Washington– Pamela Smith, quien ganó atención nacional después de que el presidente Donald Trump tomó medidas para federalizar la fuerza policial de Washington y trabajó para combatir la creciente violencia en la capital del país, renunciará como jefa de policía de la ciudad, dijo el lunes la alcaldesa Muriel Bowser.
Designado en 2023, Smith fue contratado para estabilizar una ciudad sacudida por la escasez de personal y la delincuencia pospandémica.
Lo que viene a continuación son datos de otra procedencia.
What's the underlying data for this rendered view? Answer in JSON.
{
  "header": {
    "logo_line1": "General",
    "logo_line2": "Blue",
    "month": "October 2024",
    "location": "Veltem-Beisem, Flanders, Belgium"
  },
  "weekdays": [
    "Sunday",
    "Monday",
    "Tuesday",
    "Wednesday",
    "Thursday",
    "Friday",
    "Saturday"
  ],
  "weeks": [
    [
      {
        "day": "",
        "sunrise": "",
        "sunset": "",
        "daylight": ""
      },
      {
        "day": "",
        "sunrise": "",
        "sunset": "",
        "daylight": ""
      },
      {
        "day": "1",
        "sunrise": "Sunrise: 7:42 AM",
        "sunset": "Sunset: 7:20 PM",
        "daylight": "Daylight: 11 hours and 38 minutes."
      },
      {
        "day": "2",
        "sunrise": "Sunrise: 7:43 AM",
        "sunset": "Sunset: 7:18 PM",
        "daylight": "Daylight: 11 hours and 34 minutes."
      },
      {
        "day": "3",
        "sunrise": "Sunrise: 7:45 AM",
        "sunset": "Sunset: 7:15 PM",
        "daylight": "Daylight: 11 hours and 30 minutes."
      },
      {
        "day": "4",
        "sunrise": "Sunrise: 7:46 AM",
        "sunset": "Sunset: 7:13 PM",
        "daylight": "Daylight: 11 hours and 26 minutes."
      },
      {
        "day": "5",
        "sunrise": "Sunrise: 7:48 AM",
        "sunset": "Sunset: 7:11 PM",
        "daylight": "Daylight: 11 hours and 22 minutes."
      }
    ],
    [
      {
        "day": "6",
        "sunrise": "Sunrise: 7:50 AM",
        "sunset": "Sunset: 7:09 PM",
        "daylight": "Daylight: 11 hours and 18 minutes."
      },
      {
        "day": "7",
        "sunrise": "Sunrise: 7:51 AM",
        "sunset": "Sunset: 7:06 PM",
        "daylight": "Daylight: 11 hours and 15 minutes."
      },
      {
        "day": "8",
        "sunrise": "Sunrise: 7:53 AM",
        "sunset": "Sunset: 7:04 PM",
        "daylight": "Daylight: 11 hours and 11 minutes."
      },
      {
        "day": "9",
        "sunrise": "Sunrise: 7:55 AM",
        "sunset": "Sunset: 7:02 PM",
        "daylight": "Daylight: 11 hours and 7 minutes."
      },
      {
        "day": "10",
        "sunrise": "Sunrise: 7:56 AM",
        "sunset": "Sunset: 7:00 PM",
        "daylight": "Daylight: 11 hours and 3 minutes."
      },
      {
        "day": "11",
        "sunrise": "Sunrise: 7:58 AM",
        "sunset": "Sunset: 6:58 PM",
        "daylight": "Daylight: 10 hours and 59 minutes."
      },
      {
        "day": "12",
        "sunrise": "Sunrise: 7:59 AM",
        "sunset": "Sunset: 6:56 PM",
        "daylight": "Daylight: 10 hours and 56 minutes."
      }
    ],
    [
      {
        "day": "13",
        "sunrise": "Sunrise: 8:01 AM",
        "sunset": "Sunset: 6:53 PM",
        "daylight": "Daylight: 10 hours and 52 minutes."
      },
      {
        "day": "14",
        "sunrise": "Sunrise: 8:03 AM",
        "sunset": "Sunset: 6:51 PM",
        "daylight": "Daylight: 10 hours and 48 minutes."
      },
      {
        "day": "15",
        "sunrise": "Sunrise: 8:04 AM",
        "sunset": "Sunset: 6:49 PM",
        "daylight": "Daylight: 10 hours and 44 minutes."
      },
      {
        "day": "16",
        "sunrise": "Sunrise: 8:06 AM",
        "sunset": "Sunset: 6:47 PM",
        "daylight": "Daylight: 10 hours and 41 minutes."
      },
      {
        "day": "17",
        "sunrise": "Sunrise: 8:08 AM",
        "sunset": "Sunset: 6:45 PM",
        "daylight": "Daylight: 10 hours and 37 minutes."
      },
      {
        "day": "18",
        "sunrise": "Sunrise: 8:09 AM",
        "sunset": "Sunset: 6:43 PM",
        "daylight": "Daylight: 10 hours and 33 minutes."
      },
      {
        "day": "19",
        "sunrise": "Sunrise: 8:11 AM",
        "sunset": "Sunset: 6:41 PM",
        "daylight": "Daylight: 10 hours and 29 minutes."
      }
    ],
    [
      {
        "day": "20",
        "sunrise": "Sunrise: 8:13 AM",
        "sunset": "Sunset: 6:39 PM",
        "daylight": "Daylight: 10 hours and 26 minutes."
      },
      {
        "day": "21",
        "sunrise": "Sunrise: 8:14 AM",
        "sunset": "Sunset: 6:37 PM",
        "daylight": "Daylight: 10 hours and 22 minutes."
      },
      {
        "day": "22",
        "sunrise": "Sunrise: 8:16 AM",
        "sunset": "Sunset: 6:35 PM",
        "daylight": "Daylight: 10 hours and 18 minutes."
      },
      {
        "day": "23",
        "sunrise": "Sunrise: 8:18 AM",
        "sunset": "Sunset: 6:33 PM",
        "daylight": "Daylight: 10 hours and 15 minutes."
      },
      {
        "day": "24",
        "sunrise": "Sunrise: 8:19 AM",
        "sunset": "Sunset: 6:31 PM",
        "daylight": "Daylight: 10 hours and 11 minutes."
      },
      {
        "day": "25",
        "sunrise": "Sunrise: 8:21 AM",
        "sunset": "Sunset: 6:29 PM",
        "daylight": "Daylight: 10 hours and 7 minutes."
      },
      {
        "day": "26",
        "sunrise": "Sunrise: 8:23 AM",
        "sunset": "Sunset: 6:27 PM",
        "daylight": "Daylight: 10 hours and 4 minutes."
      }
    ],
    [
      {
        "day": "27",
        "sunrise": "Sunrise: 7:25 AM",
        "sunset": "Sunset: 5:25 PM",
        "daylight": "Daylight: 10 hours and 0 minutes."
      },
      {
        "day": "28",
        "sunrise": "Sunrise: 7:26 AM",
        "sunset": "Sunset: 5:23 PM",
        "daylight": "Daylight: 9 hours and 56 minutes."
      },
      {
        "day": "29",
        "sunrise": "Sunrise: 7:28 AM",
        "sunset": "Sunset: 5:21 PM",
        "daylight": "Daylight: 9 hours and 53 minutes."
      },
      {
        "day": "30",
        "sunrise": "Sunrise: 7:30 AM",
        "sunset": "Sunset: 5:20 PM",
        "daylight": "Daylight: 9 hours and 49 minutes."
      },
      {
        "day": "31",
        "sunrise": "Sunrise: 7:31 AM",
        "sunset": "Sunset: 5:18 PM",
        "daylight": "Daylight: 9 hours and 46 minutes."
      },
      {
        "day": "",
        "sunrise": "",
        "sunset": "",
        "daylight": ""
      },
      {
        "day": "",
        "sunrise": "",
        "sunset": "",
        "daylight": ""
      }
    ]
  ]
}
Pero su mandato se desarrolló en medio de una feroz batalla por la autoridad, cuando Trump afirmó el control federal sobre el Departamento de Policía Metropolitana y desplegó tropas de la Guardia Nacional y agentes federales junto con funcionarios de la ciudad.
Al anunciar su renuncia, Bowser elogió a Smith por “intervenir” en un momento de “urgencia significativa”, y le dio crédito por ayudar a reducir los delitos violentos, llevar la tasa de homicidios a su nivel más bajo en ocho años y lanzar importantes iniciativas policiales, incluido un centro contra el crimen en tiempo real y nuevas actualizaciones tecnológicas.
“El jefe Smith logró todo esto mientras enfrentaba desafíos y ataques sin precedentes a la autonomía de nuestra ciudad”, dijo Bowser.
El alcalde no dijo por qué Smith se iba. Tampoco anunció quién se haría cargo del departamento ni si el cambio de liderazgo podría afectar la estrategia más amplia de seguridad pública de la ciudad mientras Washington continúa recuperándose de niveles históricos de violencia.
En un comunicado, Smith dijo que confiaba en que la fuerza policial estaba “en una posición sólida y que el gran trabajo continuará” y que el papel había sido tanto un desafío como una recompensa.
“Estoy orgulloso de lo que hemos logrado juntos y agradezco a los residentes de esta ciudad por su confianza y asociación”, dijo Smith. “Aunque mi deseo es alcanzar un cero por ciento de delincuencia, todavía no hemos llegado a ese punto. Aun así, hemos logrado enormes avances y queda trabajo importante por delante”.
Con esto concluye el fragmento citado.